Por su parte, el apartado 1 del artículo 24 del Reglamento del Impuesto, aprobado por el artículo 1 del Real Decreto 1624/1992, de 29 de diciembre (Boletín Oficial del Estado de 31) establece lo siguiente:
“1. En los casos a que se refiere el artículo 80 de la Ley del Impuesto, el sujeto pasivo estará obligado a expedir y remitir al destinatario de las operaciones una nueva factura o documento sustitutivo en la que se rectifique o, en su caso, se anule la cuota repercu-tida, en la forma prevista en el artículo 13 del Reglamento por el que se regulan las obligaciones de facturación, aprobado por el Real Decreto 1496/2003, de 28 de noviembre.
La disminución de la base imponible o, en su caso, el aumento de las cuotas que deba deducir el destinatario de la operación estarán condicionadas a la expedición y remisión del documento que rectifique al anteriormente expedido”.”
Asimismo, el artículo 13, apartado 2, del Reglamento por el que se regulan las obligaciones de facturación, aprobado por el artículo primero del Real Decreto 1496/2003, de 28 de noviembre (Boletín Oficial del Estado de 29 de noviembre), dispone que “será obligatoria la expedición de una factura o, en su caso, documento sustitutivo rectificativo en los casos en que las cuotas impositi-vas repercutidas se hubiesen determinado incorrectamente o se hubieran producido las circunstancias que, según lo dispuesto en el artículo 80 de la Ley del Impuesto, dan lugar a la modificación de la base imponible”.
Por su parte, el apartado 3 de este mismo artículo señala que “la expedición de la factura o documento sustitutivo rectificativos deberá efectuarse tan pronto como el obligado a expedirlos tenga constancia de las circunstancias que, conforme a los apartados anteriores, obligan a su expedición, siempre que no hubiesen transcurrido cuatro años a partir del momento en que se devengó el impuesto o, en su caso, se produjeron las circunstancias a que se refiere el artículo 80 de la Ley del Impuesto”.

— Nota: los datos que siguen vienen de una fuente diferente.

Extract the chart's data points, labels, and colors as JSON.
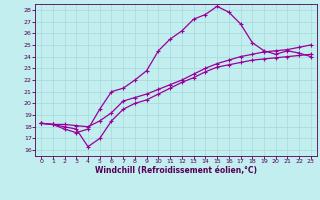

De acuerdo con todo lo anterior, cuando las empresas de transporte conozcan el importe exacto de la base imponible de las operaciones realizadas deberán proceder a la rectificación de las cuotas repercutidas, incluyendo la diferencia correspondiente en la declaración-liquidación del período en que se deba efectuar la rectificación y debiendo expedir una factura rectificativa en la que conste dicha modificación.
4.- Lo que comunico a Vd. con efectos vinculantes, conforme a lo dispuesto en el apartado 1 del artículo 89 de la Ley 58/2003, de 17 de diciembre, General Tributaria.